本日、6月8日は成層圏発見の日だそうです。どこかの協会などが制定したわけでなく、実際に成層圏が発見されたのを記念した日ということです。それにちなんで、今日は空について考えてみたいと思います。

「成層圏(せいそうけん)」という名称は、多くの人が聞いたことがあるのではないかと思いますが、それがどの辺りにあって、どういうものなのかというとなかなかぴんと来ない人も多いのではないでしょうか?

普通に空を見上げると、空があって次は宇宙、といったイメージがありますが、実際には空にはいくつもの層があります。地表から約 11km までが対流圏、そこから 50km までが成層圏、80km までが中間圏、800km までが熱圏というように大気の層は名前が付けられています。

成層圏にあるものとして有名なのがオゾン層です。厳密にはオゾン層とは地球の大気内でオゾン濃度が高い部分を指すので、すべてが成層圏にあるわけではないのですが、そのほとんどは成層圏内にあります。

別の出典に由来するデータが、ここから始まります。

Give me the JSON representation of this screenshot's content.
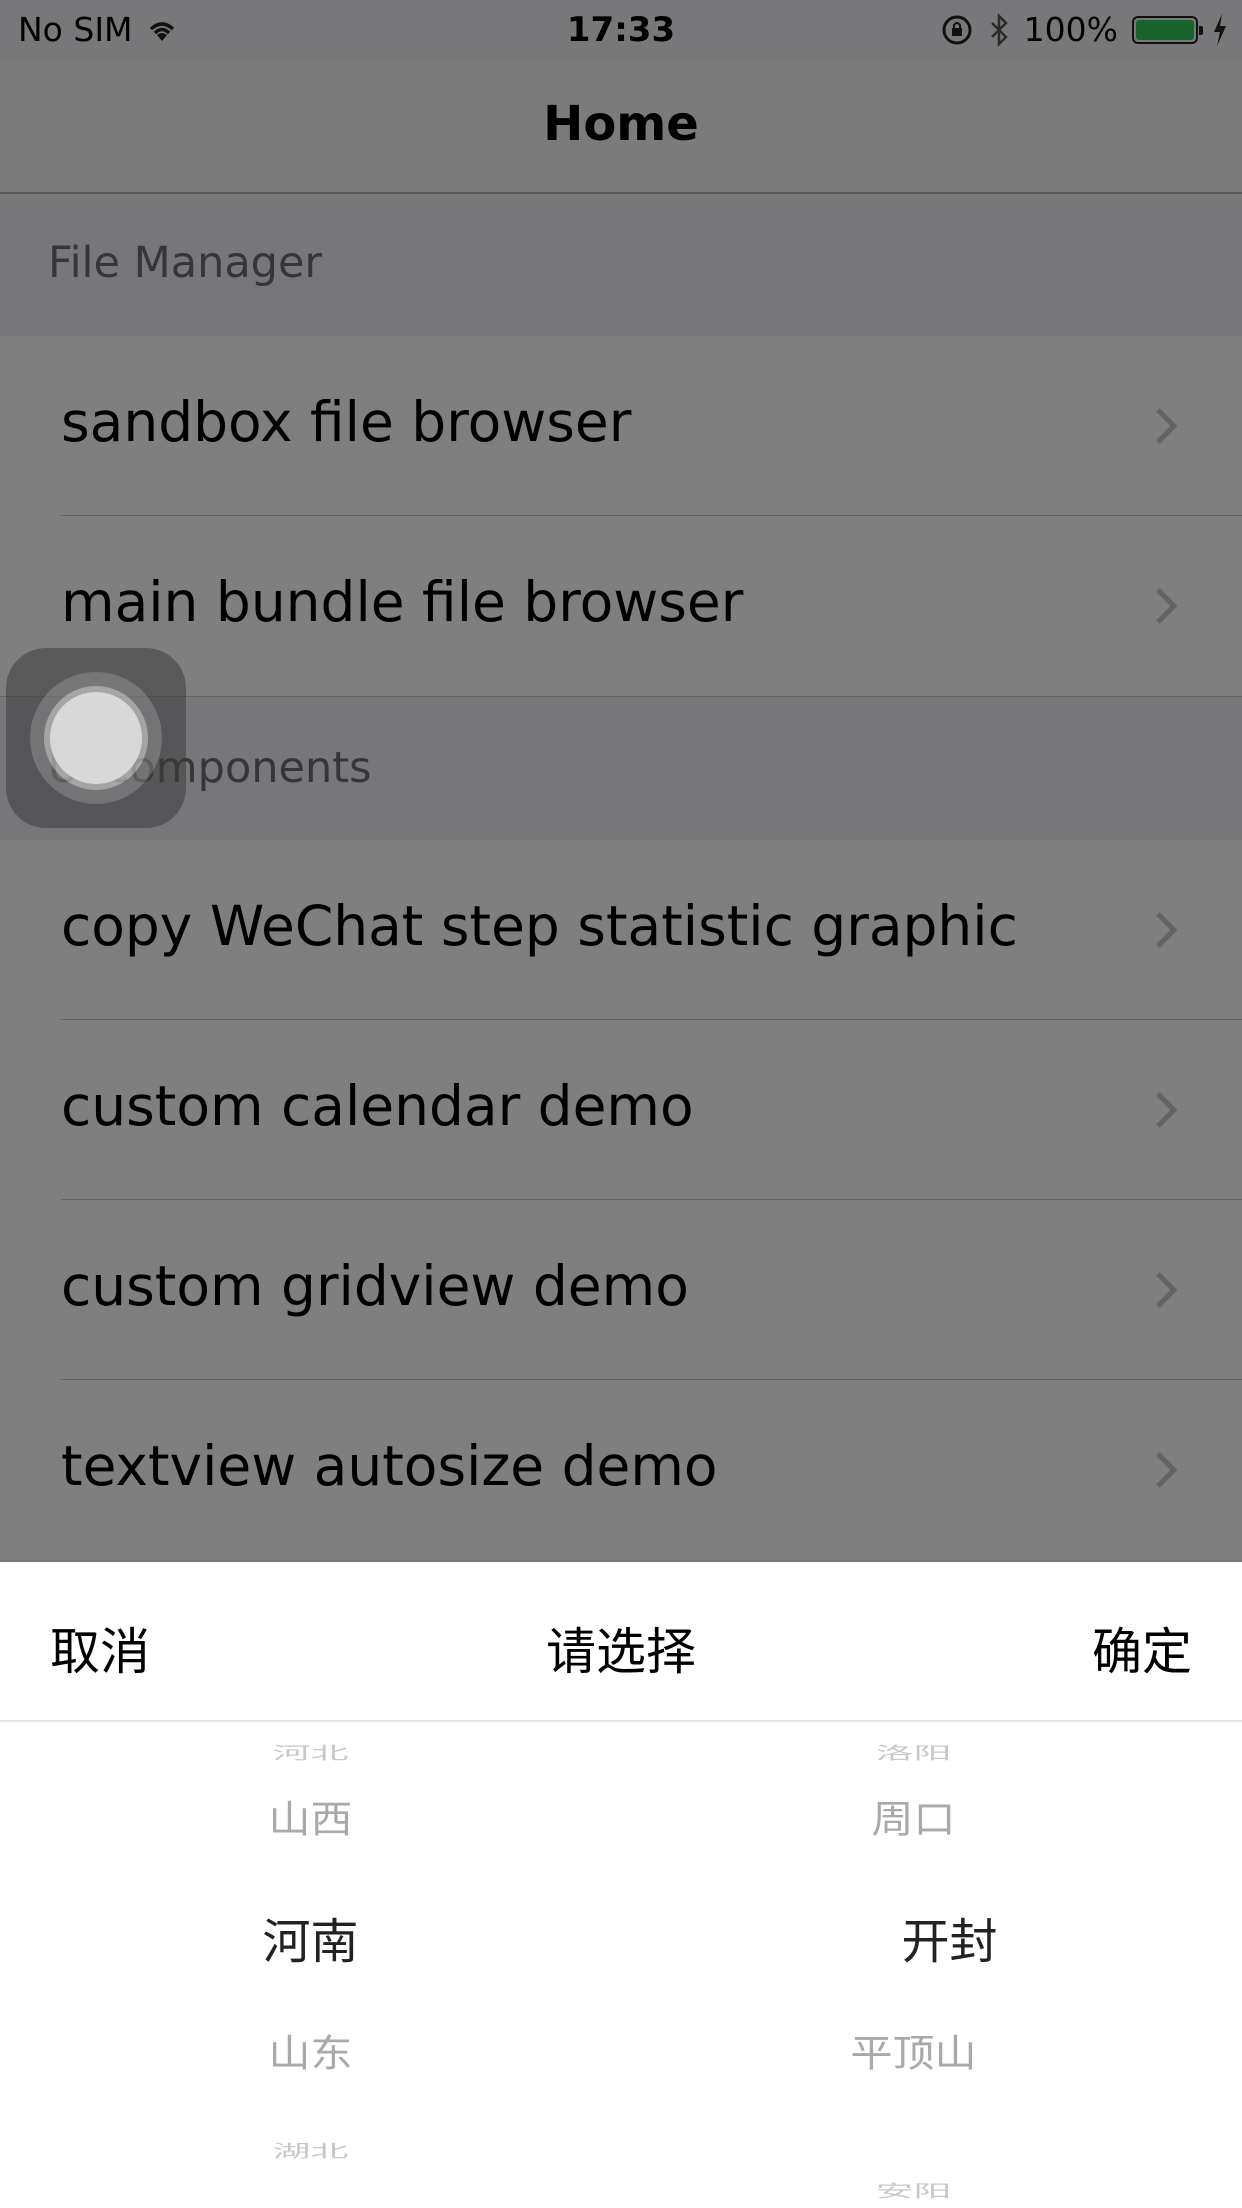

オゾン層は太陽からの有害な紫外線を吸収してくれています。オゾン層が無かったら、有害な全ての紫外線が直接地表まで届いてしまうことになります。現在届いている有害な紫外線だけでも皮膚の炎症を引き起こしたり、皮膚癌の原因となっています。ちなみに、女性の大敵のしわやたるみ、しみなどを作る紫外線はほとんどオゾン層では吸収されないタイプの紫外線です。

さて、そんな地球を守ってくれているオゾン。オゾンには殺菌作用があることから、医療分野や浄水などに使われていて、非常に有用なものですが、実は強力な毒性があることはあまり知られていません。

オゾンの急性中毒は頭痛や胸部痛、咳などを引き起こし、最悪の場合、呼吸困難や麻痺を引き起こして放置しておくと死亡することもあります。慢性中毒の場合は、倦怠感や神経過敏、また呼吸器の異常を引き起こすとされています。

こうしてみると怖くなってしまうかも知れませんが、上記のような症状を呈するほどの高濃度のオゾンが自然に発生する場所は地球上には無いので、オゾンを人工的に発生させている工場などの人以外ではあまり気にすることはないでしょう。

地球の空気の層を越えたところにも、不思議な層が存在します。ドーナツ型に地球をとりまくヴァン・アレン帯は内側が高度 2,000~5,000km、外側が 10,000~20,000km というかなり大きなものです。

これは地球の磁場によって宇宙の陽子や電子が捉えられて形成された場所だとされており、昔はこの場所を通過することによって、宇宙船内部に悪影響があるとされていましたが、実際には通過時間がわずかであり、宇宙船などによって悪影響は遮断できるので問題は無いと言われているようです。

ちなみに、スピリチュアルな分野で言うと、このヴァン・アレン帯には宇宙の精霊が棲んでいるという主張もあります。もしかしたら、宇宙を漂う電子や陽子というのは、知られざる宇宙のスピリットなのかもしれません。

日常的に生活していると地球という星が、どれだけの神秘の上に成り立っているのかは忘れがちですが、たまには空を見上げて、オゾン層や、さらにその上の世界にまで思いを馳せてみるのも良いのではないでしょうか?